Last night, Scott Morrison arrived at Sydney’s Wentworth Hotel to claim victory as the Coalition stood poised either to claim a bare parliamentary majority, or to hold on as a minority government.
Three years earlier, his predecessor, Malcolm Turnbull, did exactly the same thing.
But whereas a jubilant Morrison was greeted by the party faithful as a conquering hero, Turnbull looked a diminished figure, a fact reflected in his perceptibly sour mood.
It is true the Coalition lost a good many seats in 2016, whereas most Coalition MPs who had a job on Friday continue to do so today — not counting the substantial number who were not re-contesting their seats, in many cases because they had written off the government’s chances of being returned.

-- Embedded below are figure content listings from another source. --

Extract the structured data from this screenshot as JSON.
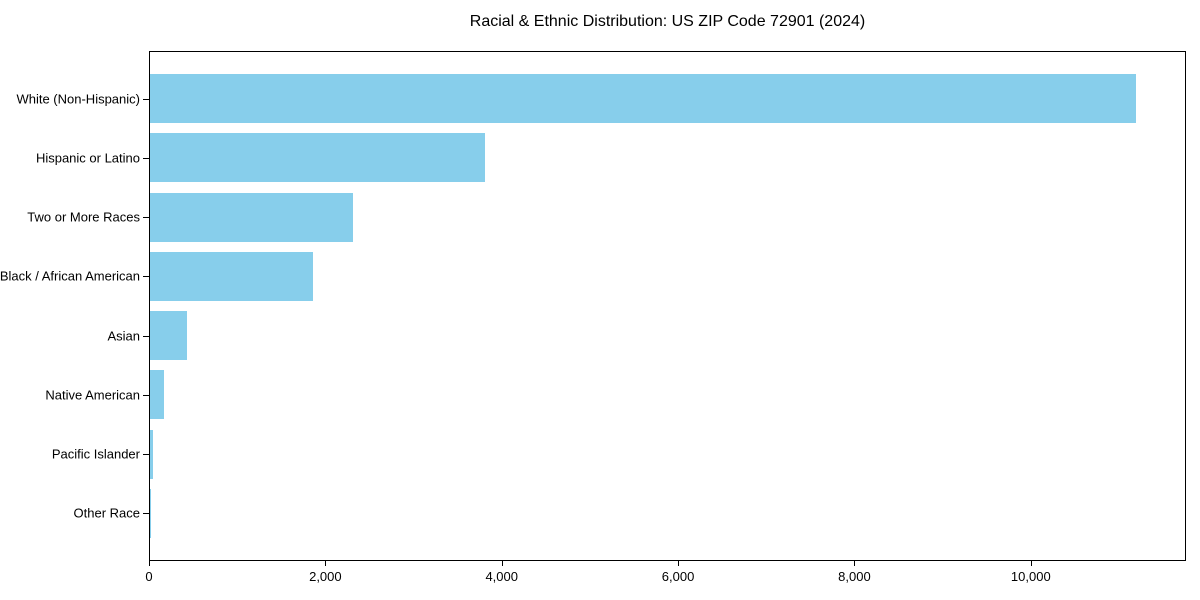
{
  "chart_data": {
    "type": "bar",
    "orientation": "horizontal",
    "title": "Racial & Ethnic Distribution: US ZIP Code 72901 (2024)",
    "categories": [
      "White (Non-Hispanic)",
      "Hispanic or Latino",
      "Two or More Races",
      "Black / African American",
      "Asian",
      "Native American",
      "Pacific Islander",
      "Other Race"
    ],
    "values": [
      11200,
      3810,
      2310,
      1850,
      420,
      155,
      30,
      10
    ],
    "bar_color": "#87CEEB",
    "xlim": [
      0,
      11760
    ],
    "x_ticks": [
      0,
      2000,
      4000,
      6000,
      8000,
      10000
    ],
    "x_tick_labels": [
      "0",
      "2,000",
      "4,000",
      "6,000",
      "8,000",
      "10,000"
    ],
    "xlabel": "",
    "ylabel": "",
    "grid": false,
    "legend": null,
    "spine_color": "#000000",
    "background_color": "#ffffff"
  }
}
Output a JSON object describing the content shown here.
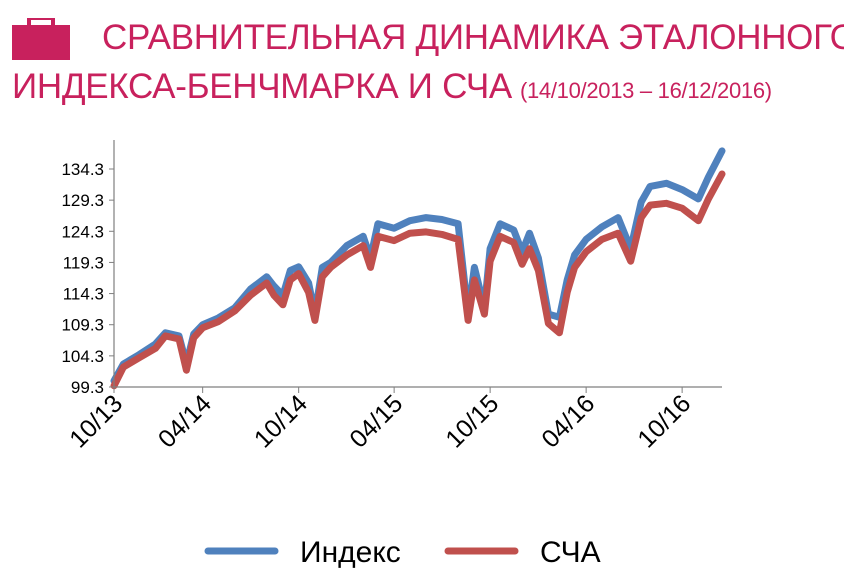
{
  "header": {
    "title_line1": "СРАВНИТЕЛЬНАЯ ДИНАМИКА ЭТАЛОННОГО",
    "title_line2": "ИНДЕКСА-БЕНЧМАРКА И СЧА",
    "period": "(14/10/2013 – 16/12/2016)",
    "icon": "briefcase-icon",
    "accent_color": "#c8215d"
  },
  "chart_data": {
    "type": "line",
    "title": "СРАВНИТЕЛЬНАЯ ДИНАМИКА ЭТАЛОННОГО ИНДЕКСА-БЕНЧМАРКА И СЧА (14/10/2013 – 16/12/2016)",
    "xlabel": "",
    "ylabel": "",
    "x_range": [
      "2013-10-14",
      "2016-12-16"
    ],
    "ylim": [
      99.3,
      137.5
    ],
    "y_ticks": [
      "99.3",
      "104.3",
      "109.3",
      "114.3",
      "119.3",
      "124.3",
      "129.3",
      "134.3"
    ],
    "x_ticks": [
      {
        "date": "2013-10-01",
        "label": "10/13"
      },
      {
        "date": "2014-04-01",
        "label": "04/14"
      },
      {
        "date": "2014-10-01",
        "label": "10/14"
      },
      {
        "date": "2015-04-01",
        "label": "04/15"
      },
      {
        "date": "2015-10-01",
        "label": "10/15"
      },
      {
        "date": "2016-04-01",
        "label": "04/16"
      },
      {
        "date": "2016-10-01",
        "label": "10/16"
      }
    ],
    "grid": false,
    "legend_position": "bottom",
    "series": [
      {
        "name": "Индекс",
        "color": "#4f81bd",
        "points": [
          [
            "2013-10-14",
            100.3
          ],
          [
            "2013-11-01",
            103.0
          ],
          [
            "2013-12-01",
            104.5
          ],
          [
            "2014-01-01",
            106.2
          ],
          [
            "2014-01-20",
            108.0
          ],
          [
            "2014-02-15",
            107.5
          ],
          [
            "2014-03-01",
            103.0
          ],
          [
            "2014-03-15",
            107.8
          ],
          [
            "2014-04-01",
            109.3
          ],
          [
            "2014-05-01",
            110.4
          ],
          [
            "2014-06-01",
            112.0
          ],
          [
            "2014-07-01",
            115.0
          ],
          [
            "2014-08-01",
            117.0
          ],
          [
            "2014-08-15",
            115.5
          ],
          [
            "2014-09-01",
            114.0
          ],
          [
            "2014-09-15",
            118.0
          ],
          [
            "2014-10-01",
            118.6
          ],
          [
            "2014-10-20",
            116.0
          ],
          [
            "2014-11-01",
            111.0
          ],
          [
            "2014-11-15",
            118.5
          ],
          [
            "2014-12-01",
            119.3
          ],
          [
            "2015-01-01",
            122.0
          ],
          [
            "2015-02-01",
            123.5
          ],
          [
            "2015-02-15",
            120.0
          ],
          [
            "2015-03-01",
            125.5
          ],
          [
            "2015-04-01",
            124.8
          ],
          [
            "2015-05-01",
            126.0
          ],
          [
            "2015-06-01",
            126.5
          ],
          [
            "2015-07-01",
            126.2
          ],
          [
            "2015-08-01",
            125.5
          ],
          [
            "2015-08-20",
            111.0
          ],
          [
            "2015-09-01",
            118.5
          ],
          [
            "2015-09-20",
            112.0
          ],
          [
            "2015-10-01",
            121.5
          ],
          [
            "2015-10-20",
            125.5
          ],
          [
            "2015-11-15",
            124.5
          ],
          [
            "2015-12-01",
            121.0
          ],
          [
            "2015-12-15",
            124.0
          ],
          [
            "2016-01-01",
            120.0
          ],
          [
            "2016-01-20",
            111.0
          ],
          [
            "2016-02-10",
            110.5
          ],
          [
            "2016-02-25",
            116.5
          ],
          [
            "2016-03-10",
            120.5
          ],
          [
            "2016-04-01",
            123.0
          ],
          [
            "2016-05-01",
            125.0
          ],
          [
            "2016-06-01",
            126.5
          ],
          [
            "2016-06-25",
            121.5
          ],
          [
            "2016-07-15",
            129.0
          ],
          [
            "2016-08-01",
            131.5
          ],
          [
            "2016-09-01",
            132.0
          ],
          [
            "2016-10-01",
            131.0
          ],
          [
            "2016-11-01",
            129.5
          ],
          [
            "2016-11-20",
            133.0
          ],
          [
            "2016-12-16",
            137.2
          ]
        ]
      },
      {
        "name": "СЧА",
        "color": "#c0504d",
        "points": [
          [
            "2013-10-14",
            99.5
          ],
          [
            "2013-11-01",
            102.5
          ],
          [
            "2013-12-01",
            104.0
          ],
          [
            "2014-01-01",
            105.5
          ],
          [
            "2014-01-20",
            107.5
          ],
          [
            "2014-02-15",
            107.0
          ],
          [
            "2014-03-01",
            102.0
          ],
          [
            "2014-03-15",
            107.2
          ],
          [
            "2014-04-01",
            108.8
          ],
          [
            "2014-05-01",
            109.8
          ],
          [
            "2014-06-01",
            111.5
          ],
          [
            "2014-07-01",
            114.0
          ],
          [
            "2014-08-01",
            116.0
          ],
          [
            "2014-08-15",
            114.0
          ],
          [
            "2014-09-01",
            112.5
          ],
          [
            "2014-09-15",
            116.5
          ],
          [
            "2014-10-01",
            117.5
          ],
          [
            "2014-10-20",
            114.5
          ],
          [
            "2014-11-01",
            110.0
          ],
          [
            "2014-11-15",
            117.0
          ],
          [
            "2014-12-01",
            118.5
          ],
          [
            "2015-01-01",
            120.5
          ],
          [
            "2015-02-01",
            122.0
          ],
          [
            "2015-02-15",
            118.5
          ],
          [
            "2015-03-01",
            123.5
          ],
          [
            "2015-04-01",
            122.8
          ],
          [
            "2015-05-01",
            124.0
          ],
          [
            "2015-06-01",
            124.2
          ],
          [
            "2015-07-01",
            123.8
          ],
          [
            "2015-08-01",
            123.0
          ],
          [
            "2015-08-20",
            110.0
          ],
          [
            "2015-09-01",
            116.5
          ],
          [
            "2015-09-20",
            111.0
          ],
          [
            "2015-10-01",
            119.5
          ],
          [
            "2015-10-20",
            123.5
          ],
          [
            "2015-11-15",
            122.5
          ],
          [
            "2015-12-01",
            119.0
          ],
          [
            "2015-12-15",
            121.5
          ],
          [
            "2016-01-01",
            118.0
          ],
          [
            "2016-01-20",
            109.5
          ],
          [
            "2016-02-10",
            108.0
          ],
          [
            "2016-02-25",
            114.5
          ],
          [
            "2016-03-10",
            118.5
          ],
          [
            "2016-04-01",
            121.0
          ],
          [
            "2016-05-01",
            123.0
          ],
          [
            "2016-06-01",
            124.0
          ],
          [
            "2016-06-25",
            119.5
          ],
          [
            "2016-07-15",
            126.5
          ],
          [
            "2016-08-01",
            128.5
          ],
          [
            "2016-09-01",
            128.8
          ],
          [
            "2016-10-01",
            128.0
          ],
          [
            "2016-11-01",
            126.0
          ],
          [
            "2016-11-20",
            129.5
          ],
          [
            "2016-12-16",
            133.5
          ]
        ]
      }
    ]
  }
}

Mostly though the marked difference in mood points to the importance of expectations — in this case between those surrounding Turnbull, the man of destiny feted for the prime ministership from a young age, and Morrison, who unexpectedly came to the leadership of a crippled government that had just advertised its instability in the most damaging fashion imaginable.
The expectations game was heavily influenced by opinion polls, which correctly pointed to a close result in 2016, but this time proved badly askew.
Some telling statistics can be invoked on this score, such as the fact that the last 11 polls of the campaign produced near-identical results around 51.5-48.5 in favour of Labor (the statistical unlikelihood of which was explored here last week), or the still more remarkable fact that not a single major polling series credited the Coalition with a two-party lead in any of the nearly 200 results published through the entirety of the parliamentary term.
After all that, the Coalition appears headed for a national two-party vote of maybe 51% — which was, once again, hardly different from 2016.
However, this was far from a status quo result, instead consisting of substantial electoral realignments that cancelled out in aggregate.
The consistent theme in this respect was the politics of climate change, which drove swings against the Coalition in blue-ribbon Liberal seats in Sydney and Melbourne.
This was a decisive factor in Tony Abbott’s heavy defeat at the hands of independent Zali Steggall in Warringah, but it amounted to punching into thin air as far as Labor was concerned, as the existing Liberal margins were far too big to overcome.
Mining cost Labor
However, anywhere mining or resources extraction were a factor, Labor got hammered.
Central Queensland was particularly striking on this score, recording swings at or near double digits in the neighbouring seats of Capricornia (based round Rockhampton, and not so long ago a fairly reliable seat for Labor), Dawson (where you might think George Christensen had given people something to vote against) and Herbert (where Labor member Cathy O’Toole’s 37 vote margin was obliterated by an 8.6% swing).
Similarly, a double-digit swing was recorded against Joel Fitzgibbon in the New South Wales coal mining seat of Hunter, where One Nation polled an extraordinary 21.4% — the best result in the entire country for a party that typically does its best trade in Queensland.
Howard’s battlers?
Unexpected as all this was, the underlying dynamic is not new, and should be especially familiar to those whose memories extend to Mark Latham’s defeat at the hands of John Howard in 2004.
Then as now, the northern Tasmanian seats of Bass and Braddon flipped from Labor to Liberal, with forestry policy providing the catalyst on that occasion, and Labor performed poorly in the outer suburbs, reflected in yesterday’s defeat in Lindsay and its failure to win crucial seats on the fringes of the four largest cities.
There were also swings to Labor against the trend in wealthy city seats, attributed in 2004 to the non-economic issues of the Iraq war and asylum seekers, and touted at the time as the “doctors’ wives” effect.
The unhelpfully sexist terminology has happily fallen from use, but it describes a phenomenon that is assuming ever greater importance here and abroad — notably in the American mid-terms in November, when wealthy suburbs turned against the Republicans.
Little good did it do Labor though, either in 2004 or last night, when the outer suburbs and regional cities again revealed themselves as the decisive constituencies in Australia’s electoral politics.